Jebila Okongwu (b. 1975) critiques stereotypes of Africa and African identity and repurposes them as counterstrategies, drawing on African history, symbolism and spirituality. One of his preferred materials is banana boxes; their tropicalized graphics articulate an ‘exotic’ provenance, much like the exoticization of African bodies from an ethnocentric perspective. When these boxes are shipped to the West from Africa, the Caribbean and South America, old routes of slavery are retraced, accentuating existing patterns of migration, trade and exploitation. In his series entitled ‘Divination Paintings’, Okongwu engages with the multi-dimensional realities of traditional African art, a domain that includes legends, myths, ancestors, spirits, death and the cosmos.

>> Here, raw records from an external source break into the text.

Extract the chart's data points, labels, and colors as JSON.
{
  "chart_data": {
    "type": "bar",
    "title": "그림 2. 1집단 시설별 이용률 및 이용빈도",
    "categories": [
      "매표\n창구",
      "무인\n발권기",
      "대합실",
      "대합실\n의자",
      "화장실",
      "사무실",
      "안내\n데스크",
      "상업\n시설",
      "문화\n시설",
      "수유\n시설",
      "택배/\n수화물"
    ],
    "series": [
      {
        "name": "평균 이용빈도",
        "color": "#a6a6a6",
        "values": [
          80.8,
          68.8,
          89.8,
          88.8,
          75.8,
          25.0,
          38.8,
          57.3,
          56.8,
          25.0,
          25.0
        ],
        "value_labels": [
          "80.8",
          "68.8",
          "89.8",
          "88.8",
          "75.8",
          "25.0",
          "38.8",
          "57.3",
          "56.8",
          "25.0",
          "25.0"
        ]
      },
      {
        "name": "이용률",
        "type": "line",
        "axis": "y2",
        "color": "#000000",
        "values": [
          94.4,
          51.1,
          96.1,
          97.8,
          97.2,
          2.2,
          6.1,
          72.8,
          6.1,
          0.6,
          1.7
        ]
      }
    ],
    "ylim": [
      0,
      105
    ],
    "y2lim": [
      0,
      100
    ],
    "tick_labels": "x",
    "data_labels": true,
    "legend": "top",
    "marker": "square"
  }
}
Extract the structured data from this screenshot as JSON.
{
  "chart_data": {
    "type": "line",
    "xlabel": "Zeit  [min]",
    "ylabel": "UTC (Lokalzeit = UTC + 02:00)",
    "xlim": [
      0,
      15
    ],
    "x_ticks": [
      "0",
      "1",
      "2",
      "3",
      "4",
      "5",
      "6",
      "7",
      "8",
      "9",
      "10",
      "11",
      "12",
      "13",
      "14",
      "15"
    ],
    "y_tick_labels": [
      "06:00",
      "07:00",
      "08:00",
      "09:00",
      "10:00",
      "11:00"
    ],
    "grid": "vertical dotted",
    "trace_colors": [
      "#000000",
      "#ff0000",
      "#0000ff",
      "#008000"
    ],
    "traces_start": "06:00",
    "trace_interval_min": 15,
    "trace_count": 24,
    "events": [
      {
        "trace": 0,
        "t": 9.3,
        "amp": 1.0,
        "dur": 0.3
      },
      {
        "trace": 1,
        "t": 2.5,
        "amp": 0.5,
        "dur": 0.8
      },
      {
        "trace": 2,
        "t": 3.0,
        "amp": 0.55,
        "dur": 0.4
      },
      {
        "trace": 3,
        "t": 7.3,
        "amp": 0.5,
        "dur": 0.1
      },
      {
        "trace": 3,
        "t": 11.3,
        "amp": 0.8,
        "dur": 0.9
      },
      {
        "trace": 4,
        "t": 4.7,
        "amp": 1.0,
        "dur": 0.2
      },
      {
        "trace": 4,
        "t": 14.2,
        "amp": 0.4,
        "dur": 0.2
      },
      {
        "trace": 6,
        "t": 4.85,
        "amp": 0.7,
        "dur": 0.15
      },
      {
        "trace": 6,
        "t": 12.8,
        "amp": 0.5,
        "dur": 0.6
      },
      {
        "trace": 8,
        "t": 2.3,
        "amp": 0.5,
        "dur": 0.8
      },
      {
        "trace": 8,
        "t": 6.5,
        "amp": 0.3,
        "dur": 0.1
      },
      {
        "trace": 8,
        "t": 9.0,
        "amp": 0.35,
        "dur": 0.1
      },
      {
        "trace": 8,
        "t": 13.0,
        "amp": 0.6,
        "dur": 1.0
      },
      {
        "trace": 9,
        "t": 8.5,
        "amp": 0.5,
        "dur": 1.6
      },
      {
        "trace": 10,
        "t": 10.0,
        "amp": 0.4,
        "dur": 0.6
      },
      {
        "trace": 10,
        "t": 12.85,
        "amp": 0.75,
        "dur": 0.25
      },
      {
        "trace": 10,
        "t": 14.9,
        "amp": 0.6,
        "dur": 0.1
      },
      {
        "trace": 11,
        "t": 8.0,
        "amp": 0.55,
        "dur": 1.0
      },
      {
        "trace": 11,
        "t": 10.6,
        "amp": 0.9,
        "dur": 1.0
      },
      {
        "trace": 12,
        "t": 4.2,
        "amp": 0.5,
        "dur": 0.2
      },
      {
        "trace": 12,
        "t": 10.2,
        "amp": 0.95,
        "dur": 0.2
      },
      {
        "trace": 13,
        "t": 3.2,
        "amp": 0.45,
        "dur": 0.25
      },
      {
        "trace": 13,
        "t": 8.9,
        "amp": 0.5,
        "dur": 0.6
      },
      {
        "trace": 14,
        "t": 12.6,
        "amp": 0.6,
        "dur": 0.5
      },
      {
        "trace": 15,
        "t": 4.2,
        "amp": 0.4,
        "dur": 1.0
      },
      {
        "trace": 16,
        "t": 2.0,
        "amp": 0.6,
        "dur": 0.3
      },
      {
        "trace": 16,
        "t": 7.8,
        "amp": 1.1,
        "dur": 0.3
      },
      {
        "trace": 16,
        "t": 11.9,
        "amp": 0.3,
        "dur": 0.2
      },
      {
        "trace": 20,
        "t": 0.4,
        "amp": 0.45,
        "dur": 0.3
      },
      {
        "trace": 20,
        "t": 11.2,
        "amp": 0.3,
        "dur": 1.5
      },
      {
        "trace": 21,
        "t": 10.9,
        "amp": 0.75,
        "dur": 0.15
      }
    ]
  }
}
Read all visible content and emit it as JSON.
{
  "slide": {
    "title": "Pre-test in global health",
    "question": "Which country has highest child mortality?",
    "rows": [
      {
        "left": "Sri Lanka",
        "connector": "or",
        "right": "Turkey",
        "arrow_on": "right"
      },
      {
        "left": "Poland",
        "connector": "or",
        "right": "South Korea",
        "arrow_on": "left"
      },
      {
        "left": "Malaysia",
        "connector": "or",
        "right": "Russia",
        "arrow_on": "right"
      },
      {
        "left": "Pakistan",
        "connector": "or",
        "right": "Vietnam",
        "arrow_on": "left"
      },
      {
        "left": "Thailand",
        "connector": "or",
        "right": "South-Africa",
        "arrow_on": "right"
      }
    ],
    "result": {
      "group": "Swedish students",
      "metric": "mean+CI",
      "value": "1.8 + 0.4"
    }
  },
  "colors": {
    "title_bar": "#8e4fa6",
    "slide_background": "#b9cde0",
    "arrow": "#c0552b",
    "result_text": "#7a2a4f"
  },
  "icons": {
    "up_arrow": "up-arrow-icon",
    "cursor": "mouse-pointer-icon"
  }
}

By creating a process which involves randomly applying triangles of banana box cardboard onto canvas, the artist takes on a role similar to that of the shaman and manipulates random events to transcend his own ego by relaying coded information (and possible revelations) from a sentient cosmos. The graphic elements on the boxes are broken down and reformed to create new visual structures and shimmering optical fields. Having developed a distinct aesthetic by working solely with collage for several years, Okongwu has recently returned to painting. The visual effect of collage is recreated with oil paint on linen but the artist now has more control of color and tone by mixing the paint. Working with a fluid medium and bristle brushes lends a sensuality to the surface of the work that was not possible with collage and he is now able to subtly alter the logos and texts which are printed onto the boxes, emphasizing both the sociopolitical and personal narratives present in the works. Okongwu’s series of ‘Banana Sculptures’ consist of formal arrangements of the tropical fruit and playfully subvert the ideals of high Modernist sculpture. He thus reclaims the stolen legacy of African art from the Cubists and reproposes his sculptures as totems or sacred objects representing spirit beings. The works are initially sculpted from sections of cardboard which are hand-stitched together and then cast into bronze. By way of this archaic artistic process, Okongwu redefines temporal and spatial dimensions and the ethereal quality of the spirit world is materialized and made permanent.